Nie wiedziała, co zrobić. Myślenie doprowadzało ją do szału, a propozycja odkręcenia błędów przeszłości zdawała się być kusząca. Poza tym… Teraz nie musiała się użerać z Barbossą. To była jednak kobieta.
– Może.

~~

To jest pierwsza wskazówka Lettego – wyrecytowała Julia, czytając wspak napis na kamieniu. Następnie obróciła go i znalazła coś napisanego bardzo drobnymi literami. – Na zachód udaj się do ciepła krainy, znajdź starożytne ruiny. Na najwyższe wzgórze… – urwała, ponieważ natknęła się na słowo, którego wcale nie miała ochoty wymawiać.
– Co? Czytaj dalej! – powiedziała Rina.
– Jasne, nie mogłam odczytać tego słowa. – skłamała, po czym z oporem wypowiedziała pozostałe słowa: - wybraniec niech wejdzie, na niebie cień drugiej wskazówki osiędzie.
Osiędzie? Kto dziś używa takich słów? Chociaż w sumie to wskazówka. No i cofnęła się o trzysta lat w czasie. Szkoda tylko, że to, co przeczytała nie miało sensu.
– To brzmi jak kompletny bełkot – odezwał się Andreas – Jaki wybraniec?
– Właśnie. Słyszałam… Legendy mówią, że wskazówki mają być nietypowe i nieszablonowe. A tutaj zwykła przepowiednia z kamienia, znalezionego w więzieniu w La Calle.
– A spodziewałaś się, że tam znajdziesz pierwszą wskazówkę? – Błysk w oku Riny był jeszcze bardziej niebezpieczny niż przed chwilą. Coś mówiło Julii, że gdyby tylko chciała, wyprułaby im wszystkim flaki.
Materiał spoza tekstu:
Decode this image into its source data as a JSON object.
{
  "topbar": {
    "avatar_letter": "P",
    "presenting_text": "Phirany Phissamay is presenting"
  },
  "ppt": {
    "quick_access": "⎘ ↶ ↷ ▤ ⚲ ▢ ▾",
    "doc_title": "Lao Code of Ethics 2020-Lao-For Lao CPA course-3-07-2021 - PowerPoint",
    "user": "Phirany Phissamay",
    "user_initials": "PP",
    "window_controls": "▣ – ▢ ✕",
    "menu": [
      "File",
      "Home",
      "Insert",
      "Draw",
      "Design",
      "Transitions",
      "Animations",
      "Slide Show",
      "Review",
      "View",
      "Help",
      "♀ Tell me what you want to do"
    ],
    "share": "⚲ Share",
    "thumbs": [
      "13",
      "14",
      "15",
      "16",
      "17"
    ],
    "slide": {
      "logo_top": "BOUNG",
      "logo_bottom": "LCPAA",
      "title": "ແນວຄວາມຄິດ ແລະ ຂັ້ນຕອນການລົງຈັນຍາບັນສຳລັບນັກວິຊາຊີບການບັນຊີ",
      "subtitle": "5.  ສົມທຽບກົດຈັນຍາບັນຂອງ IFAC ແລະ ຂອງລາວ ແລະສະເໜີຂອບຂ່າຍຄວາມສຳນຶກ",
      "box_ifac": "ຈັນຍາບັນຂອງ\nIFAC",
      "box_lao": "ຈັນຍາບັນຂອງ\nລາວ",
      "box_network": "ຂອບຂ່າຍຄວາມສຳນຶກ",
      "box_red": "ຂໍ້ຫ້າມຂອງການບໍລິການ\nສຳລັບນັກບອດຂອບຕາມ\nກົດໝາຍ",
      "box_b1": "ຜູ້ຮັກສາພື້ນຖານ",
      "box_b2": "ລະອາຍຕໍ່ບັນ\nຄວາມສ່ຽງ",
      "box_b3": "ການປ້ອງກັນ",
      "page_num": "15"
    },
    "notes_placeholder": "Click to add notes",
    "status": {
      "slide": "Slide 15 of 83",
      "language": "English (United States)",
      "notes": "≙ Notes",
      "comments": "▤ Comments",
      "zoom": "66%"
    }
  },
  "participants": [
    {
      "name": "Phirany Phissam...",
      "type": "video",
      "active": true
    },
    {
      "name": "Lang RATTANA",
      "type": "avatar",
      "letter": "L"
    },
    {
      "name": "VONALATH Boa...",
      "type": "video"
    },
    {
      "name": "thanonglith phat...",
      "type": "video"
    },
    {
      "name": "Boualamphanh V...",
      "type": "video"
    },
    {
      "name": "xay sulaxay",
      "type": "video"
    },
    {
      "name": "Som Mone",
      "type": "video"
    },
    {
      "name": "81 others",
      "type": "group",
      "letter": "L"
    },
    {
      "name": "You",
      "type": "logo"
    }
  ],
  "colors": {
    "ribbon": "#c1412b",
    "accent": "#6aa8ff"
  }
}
– No… Tak, ale czy to nie trochę naciągane? – spytała.
– O to chodzi. Kompletnie pomieszane, naciągane, nieszablonowe, a jednak tak bliskie i proste. Dlatego tak wielu ludzi daje się na to nabrać i giną. Dlatego nikt jeszcze nie odnalazł Łamacza.
Tego łamacza? On nie istnieje. – Przerwał jej chłopak.
– Skoro nie istnieje, to ty też nie istniejesz. O, a teraz chodźmy. Nie mamy czasu do stracenia. – odparła brunetka, po czym ruszyła szybkim krokiem przed siebie.
Revellon postanowiła na razie się nie spierać, ale wydawało jej się, że idą w kompletnie złym kierunku. Najprościej jednak było zaufać Rinie, bo już dwa razy ich przechytrzyła. Julię zastanowiły tylko słowa „Skoro nie istnieje, to ty też nie istniejesz”. Czy tyczyło się to tylko Andreasa, czy może wszystkich? A co, jeśli ta chinko-japonka wie o pochodzeniu siedemnastolatki?
Dreptała po zamarzniętym chodniku z wzrokiem wbitym w ziemię. Szmaty, które dostała na „Perle” nijak nie ogrzewały jej w jakimkolwiek stopniu. Powstrzymała się jednak od zajrzenia do pierścionka. Miała dziwne przeczucie, że Rina domyśliłaby się prawdy równie szybko, jak wydostali się z więzienia.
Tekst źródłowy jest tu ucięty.